Aku tidak tahu ini cemburu yang membabi buta atau apa? Tapi jelas, rasa marahku pada Reza semakin menjadi-jadi. Dan, pasti Reza terkejut mendengarnya. Pun ketajaman nadaku, itu membuatnya tersentak, aku tahu itu menyakitkan. Kalimat itu terlontar begitu saja dari mulutku, bahkan aku tidak menyangka aku bisa mencetuskannya dengan lantang.
"Maaf," kataku. Pada akhirnya aku tersadar kata-kataku keterlaluan. Tetapi Reza tidak menanggapi kata maaf itu. Dia meraih tanganku dan mengajakku ke kamar mandi, mandi sekaligus bercinta bersamanya. Aku jadi teringat pagi pertama -- setelah malam pertama -- kami, dan momen bercinta di kamar mandi seperti ini terulang lagi setelah pertengkaran pertama ini.
Dan, rasanya aneh. Jujur saja secara teknis aku menikmatinya. Siapa yang tidak suka bercinta dengan suami di bawah pancuran air yang menambah kesan hangat dalam hubungan? Tetapi amarahku masih enggan pergi, aku masih tidak mau bicara dengannya kendati deru napas kami beradu dan dia meninggalkan jejak-jejak cintanya yang merah di tubuhku.

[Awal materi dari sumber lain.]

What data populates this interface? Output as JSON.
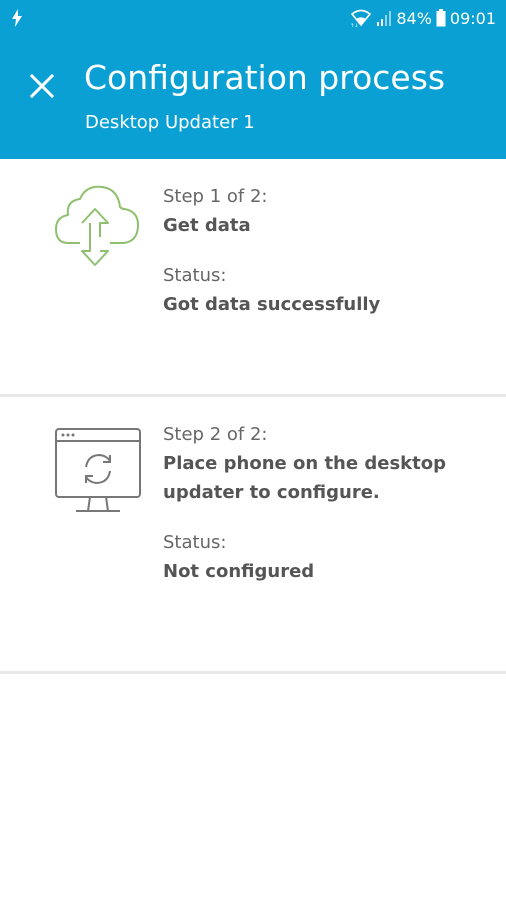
{
  "status_bar": {
    "battery_percent": "84%",
    "time": "09:01",
    "icons": [
      "flash-icon",
      "wifi-icon",
      "signal-icon",
      "battery-icon"
    ]
  },
  "app_bar": {
    "title": "Configuration process",
    "subtitle": "Desktop Updater 1",
    "close_icon": "close-icon",
    "background_color": "#0aa0d3"
  },
  "steps": [
    {
      "icon": "cloud-sync-icon",
      "step_label": "Step 1 of 2:",
      "step_title": "Get data",
      "status_label": "Status:",
      "status_value": "Got data successfully",
      "icon_color": "#8fc06f"
    },
    {
      "icon": "desktop-updater-icon",
      "step_label": "Step 2 of 2:",
      "step_title": "Place phone on the desktop updater to configure.",
      "status_label": "Status:",
      "status_value": "Not configured",
      "icon_color": "#777777"
    }
  ]
}
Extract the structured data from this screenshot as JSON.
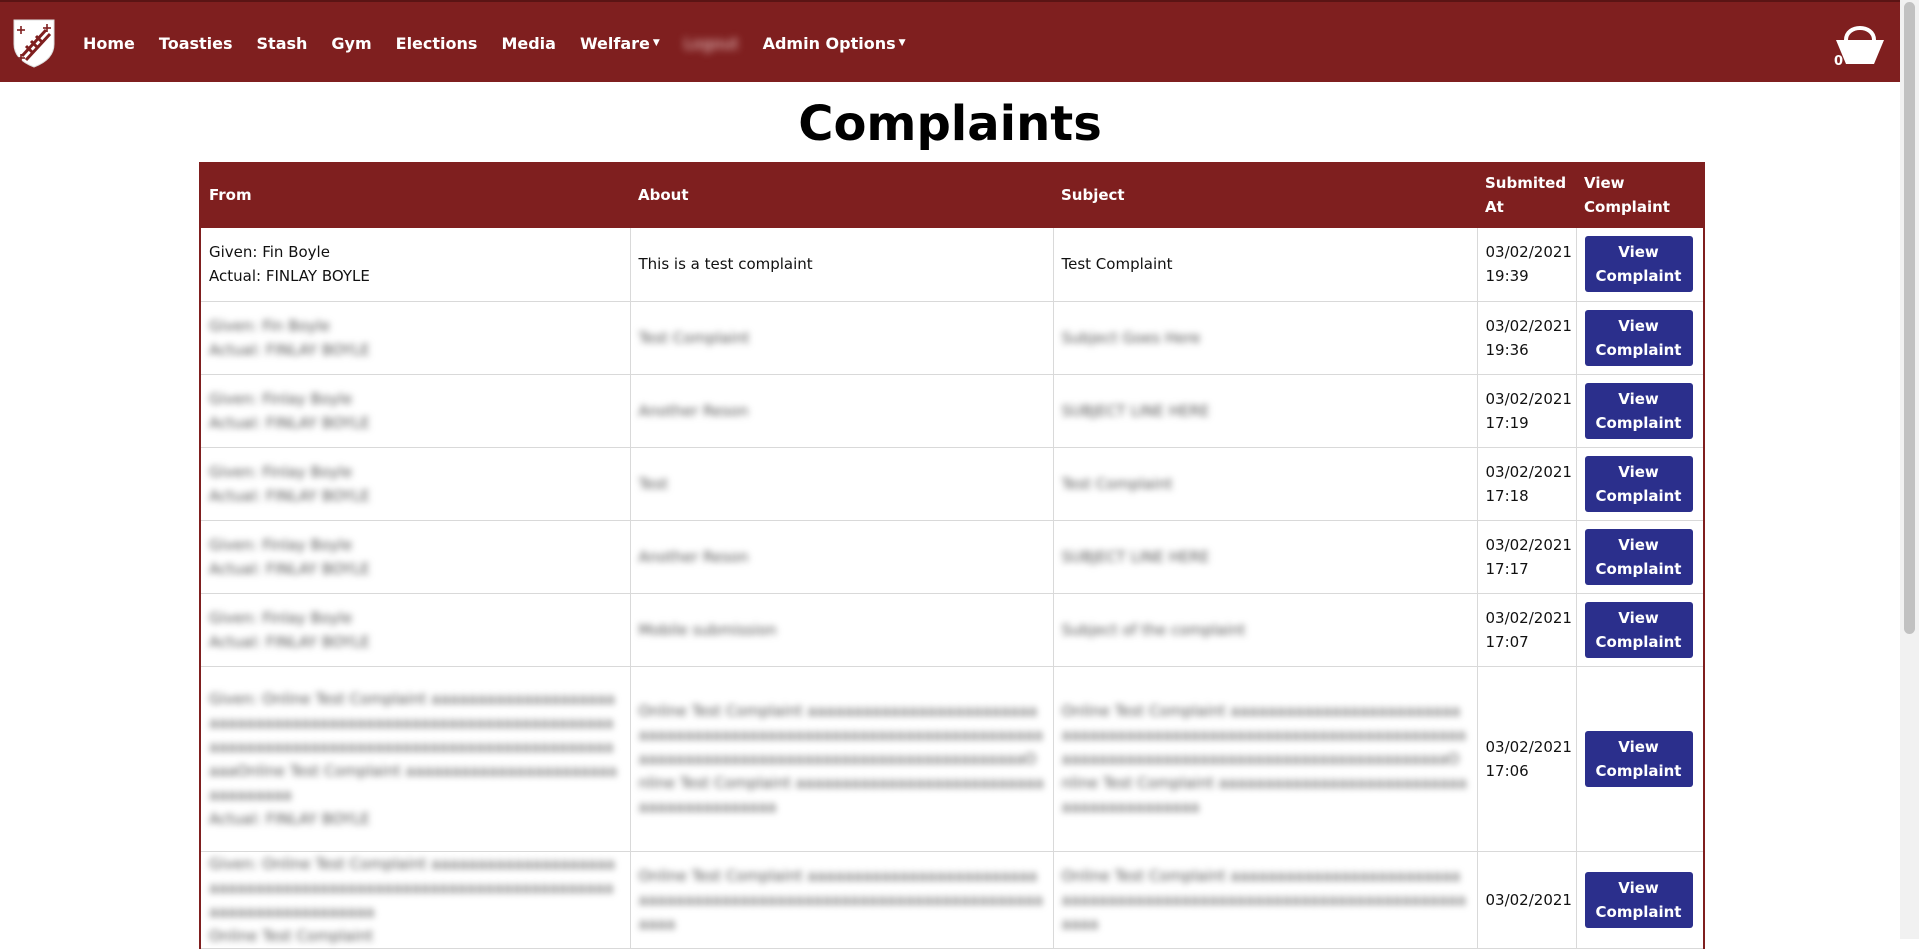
{
  "nav": {
    "items": [
      {
        "label": "Home"
      },
      {
        "label": "Toasties"
      },
      {
        "label": "Stash"
      },
      {
        "label": "Gym"
      },
      {
        "label": "Elections"
      },
      {
        "label": "Media"
      },
      {
        "label": "Welfare",
        "dropdown": true
      },
      {
        "label": "Logout",
        "dropdown": false,
        "blurred": true
      },
      {
        "label": "Admin Options",
        "dropdown": true
      }
    ],
    "basket_count": "0"
  },
  "page": {
    "title": "Complaints"
  },
  "table": {
    "headers": {
      "from": "From",
      "about": "About",
      "subject": "Subject",
      "submitted": "Submited At",
      "view": "View Complaint"
    },
    "rows": [
      {
        "from_given": "Given: Fin Boyle",
        "from_actual": "Actual: FINLAY BOYLE",
        "about": "This is a test complaint",
        "subject": "Test Complaint",
        "date": "03/02/2021",
        "time": "19:39",
        "button": "View Complaint",
        "blurred": false
      },
      {
        "from_given": "Given: Fin Boyle",
        "from_actual": "Actual: FINLAY BOYLE",
        "about": "Test Complaint",
        "subject": "Subject Goes Here",
        "date": "03/02/2021",
        "time": "19:36",
        "button": "View Complaint",
        "blurred": true
      },
      {
        "from_given": "Given: Finlay Boyle",
        "from_actual": "Actual: FINLAY BOYLE",
        "about": "Another Reson",
        "subject": "SUBJECT LINE HERE",
        "date": "03/02/2021",
        "time": "17:19",
        "button": "View Complaint",
        "blurred": true
      },
      {
        "from_given": "Given: Finlay Boyle",
        "from_actual": "Actual: FINLAY BOYLE",
        "about": "Test",
        "subject": "Test Complaint",
        "date": "03/02/2021",
        "time": "17:18",
        "button": "View Complaint",
        "blurred": true
      },
      {
        "from_given": "Given: Finlay Boyle",
        "from_actual": "Actual: FINLAY BOYLE",
        "about": "Another Reson",
        "subject": "SUBJECT LINE HERE",
        "date": "03/02/2021",
        "time": "17:17",
        "button": "View Complaint",
        "blurred": true
      },
      {
        "from_given": "Given: Finlay Boyle",
        "from_actual": "Actual: FINLAY BOYLE",
        "about": "Mobile submission",
        "subject": "Subject of the complaint",
        "date": "03/02/2021",
        "time": "17:07",
        "button": "View Complaint",
        "blurred": true
      },
      {
        "from_given": "Given: Online Test Complaint aaaaaaaaaaaaaaaaaaaaaaaaaaaaaaaaaaaaaaaaaaaaaaaaaaaaaaaaaaaaaaaaaaaaaaaaaaaaaaaaaaaaaaaaaaaaaaaaaaaaaaaaaaaaaaaOnline Test Complaint aaaaaaaaaaaaaaaaaaaaaaaaaaaaaaaa",
        "from_actual": "Actual: FINLAY BOYLE",
        "about": "Online Test Complaint aaaaaaaaaaaaaaaaaaaaaaaaaaaaaaaaaaaaaaaaaaaaaaaaaaaaaaaaaaaaaaaaaaaaaaaaaaaaaaaaaaaaaaaaaaaaaaaaaaaaaaaaaaaaaaaOnline Test Complaint aaaaaaaaaaaaaaaaaaaaaaaaaaaaaaaaaaaaaaaaaa",
        "subject": "Online Test Complaint aaaaaaaaaaaaaaaaaaaaaaaaaaaaaaaaaaaaaaaaaaaaaaaaaaaaaaaaaaaaaaaaaaaaaaaaaaaaaaaaaaaaaaaaaaaaaaaaaaaaaaaaaaaaaaaOnline Test Complaint aaaaaaaaaaaaaaaaaaaaaaaaaaaaaaaaaaaaaaaaaa",
        "date": "03/02/2021",
        "time": "17:06",
        "button": "View Complaint",
        "blurred": true
      },
      {
        "from_given": "Given: Online Test Complaint aaaaaaaaaaaaaaaaaaaaaaaaaaaaaaaaaaaaaaaaaaaaaaaaaaaaaaaaaaaaaaaaaaaaaaaaaaaaaaaaaa",
        "from_actual": "Online Test Complaint",
        "about": "Online Test Complaint aaaaaaaaaaaaaaaaaaaaaaaaaaaaaaaaaaaaaaaaaaaaaaaaaaaaaaaaaaaaaaaaaaaaaaaaa",
        "subject": "Online Test Complaint aaaaaaaaaaaaaaaaaaaaaaaaaaaaaaaaaaaaaaaaaaaaaaaaaaaaaaaaaaaaaaaaaaaaaaaaa",
        "date": "03/02/2021",
        "time": "",
        "button": "View Complaint",
        "blurred": true
      }
    ]
  }
}
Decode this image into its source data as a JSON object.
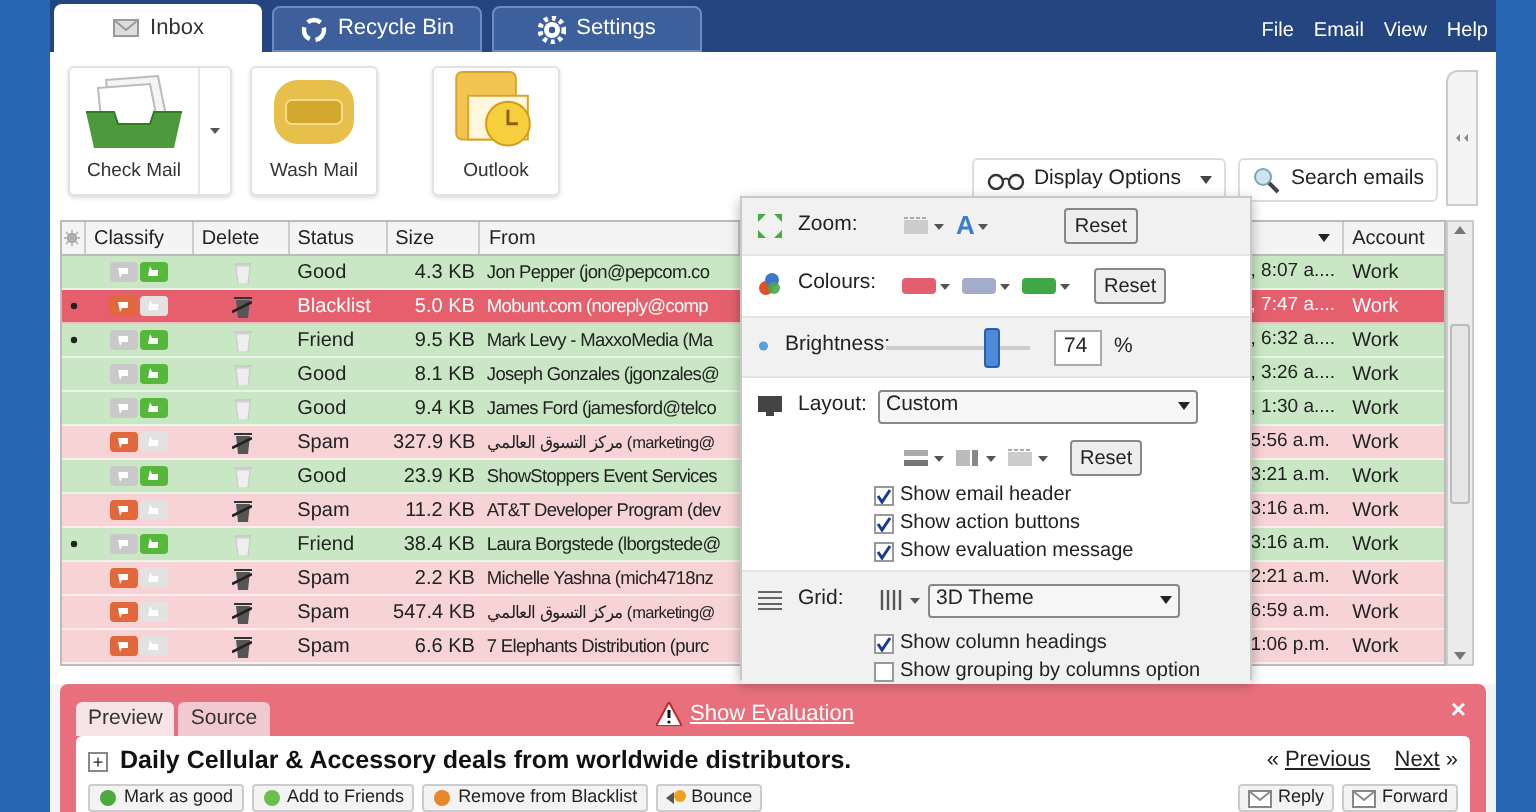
{
  "tabs": [
    {
      "label": "Inbox",
      "kind": "inbox",
      "selected": true
    },
    {
      "label": "Recycle Bin",
      "kind": "recycle",
      "selected": false
    },
    {
      "label": "Settings",
      "kind": "settings",
      "selected": false
    }
  ],
  "menu": [
    "File",
    "Email",
    "View",
    "Help"
  ],
  "toolbar": [
    {
      "label": "Check Mail",
      "kind": "inbox",
      "dropdown": true
    },
    {
      "label": "Wash Mail",
      "kind": "soap",
      "dropdown": false
    },
    {
      "label": "Outlook",
      "kind": "clock",
      "dropdown": false
    }
  ],
  "display_options": {
    "label": "Display Options"
  },
  "search": {
    "label": "Search emails"
  },
  "table": {
    "columns": [
      "Classify",
      "Delete",
      "Status",
      "Size",
      "From",
      "Account"
    ],
    "rows": [
      {
        "kind": "good",
        "flagged": false,
        "status": "Good",
        "size": "4.3 KB",
        "from": "Jon Pepper (jon@pepcom.co",
        "date": ", 8:07 a....",
        "account": "Work"
      },
      {
        "kind": "blacklist",
        "flagged": true,
        "status": "Blacklist",
        "size": "5.0 KB",
        "from": "Mobunt.com (noreply@comp",
        "date": ", 7:47 a....",
        "account": "Work"
      },
      {
        "kind": "good",
        "flagged": true,
        "status": "Friend",
        "size": "9.5 KB",
        "from": "Mark Levy - MaxxoMedia (Ma",
        "date": ", 6:32 a....",
        "account": "Work"
      },
      {
        "kind": "good",
        "flagged": false,
        "status": "Good",
        "size": "8.1 KB",
        "from": "Joseph Gonzales (jgonzales@",
        "date": ", 3:26 a....",
        "account": "Work"
      },
      {
        "kind": "good",
        "flagged": false,
        "status": "Good",
        "size": "9.4 KB",
        "from": "James Ford (jamesford@telco",
        "date": ", 1:30 a....",
        "account": "Work"
      },
      {
        "kind": "spam",
        "flagged": false,
        "status": "Spam",
        "size": "327.9 KB",
        "from": "مركز التسوق العالمي (marketing@",
        "date": "5:56 a.m.",
        "account": "Work"
      },
      {
        "kind": "good",
        "flagged": false,
        "status": "Good",
        "size": "23.9 KB",
        "from": "ShowStoppers Event Services",
        "date": "3:21 a.m.",
        "account": "Work"
      },
      {
        "kind": "spam",
        "flagged": false,
        "status": "Spam",
        "size": "11.2 KB",
        "from": "AT&T Developer Program (dev",
        "date": "3:16 a.m.",
        "account": "Work"
      },
      {
        "kind": "good",
        "flagged": true,
        "status": "Friend",
        "size": "38.4 KB",
        "from": "Laura Borgstede (lborgstede@",
        "date": "3:16 a.m.",
        "account": "Work"
      },
      {
        "kind": "spam",
        "flagged": false,
        "status": "Spam",
        "size": "2.2 KB",
        "from": "Michelle Yashna (mich4718nz",
        "date": "2:21 a.m.",
        "account": "Work"
      },
      {
        "kind": "spam",
        "flagged": false,
        "status": "Spam",
        "size": "547.4 KB",
        "from": "مركز التسوق العالمي (marketing@",
        "date": "6:59 a.m.",
        "account": "Work"
      },
      {
        "kind": "spam",
        "flagged": false,
        "status": "Spam",
        "size": "6.6 KB",
        "from": "7 Elephants Distribution (purc",
        "date": "1:06 p.m.",
        "account": "Work"
      }
    ]
  },
  "display_panel": {
    "zoom": {
      "label": "Zoom:",
      "font_button": "A",
      "reset": "Reset"
    },
    "colours": {
      "label": "Colours:",
      "swatches": [
        {
          "color": "#e35f6e"
        },
        {
          "color": "#a3acc9"
        },
        {
          "color": "#3fa845"
        }
      ],
      "reset": "Reset"
    },
    "brightness": {
      "label": "Brightness:",
      "level": 0.74,
      "value": "74",
      "unit": "%"
    },
    "layout": {
      "label": "Layout:",
      "select": "Custom",
      "reset": "Reset",
      "options": [
        {
          "label": "Show email header",
          "checked": true
        },
        {
          "label": "Show action buttons",
          "checked": true
        },
        {
          "label": "Show evaluation message",
          "checked": true
        }
      ]
    },
    "grid": {
      "label": "Grid:",
      "select": "3D Theme",
      "options": [
        {
          "label": "Show column headings",
          "checked": true
        },
        {
          "label": "Show grouping by columns option",
          "checked": false
        }
      ]
    }
  },
  "preview_tabs": [
    {
      "label": "Preview",
      "selected": true
    },
    {
      "label": "Source",
      "selected": false
    }
  ],
  "evaluation": {
    "link": "Show Evaluation",
    "close": "×"
  },
  "message": {
    "expand": "+",
    "subject": "Daily Cellular & Accessory deals from worldwide distributors.",
    "previous": {
      "arrow": "«",
      "label": "Previous"
    },
    "next": {
      "arrow": "»",
      "label": "Next"
    }
  },
  "actions": [
    "Mark as good",
    "Add to Friends",
    "Remove from Blacklist",
    "Bounce"
  ],
  "reply_actions": [
    "Reply",
    "Forward"
  ]
}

Kali ini aku tidak bisa berbaikan dengannya -- segampang -- dulu.
"Aku mencintaimu. Kita hanya akan terpisah oleh kematian. Bukan karena perceraian. Karena aku tidak akan pernah melepaskanmu," Reza mengatakannya sambil memeluk tubuhku erat-erat, setelah ia selesai dengan terapis cintanya pagi itu.
Tapi aku tetap tidak ingin berbaikan semudah itu. Aku harus menyentilnya dengan peringatan keras, supaya dia membuka matanya dan segera menentukan sikap.
"Aku butuh waktu. Entah berapa lama. Tapi aku harus menata kembali rasa percayaku. Dan sebaiknya... cepat mandi. Keburu siang."
Lalu hening -- keheningan yang terasa memekakkan dan membuat hatiku semakin nyeri.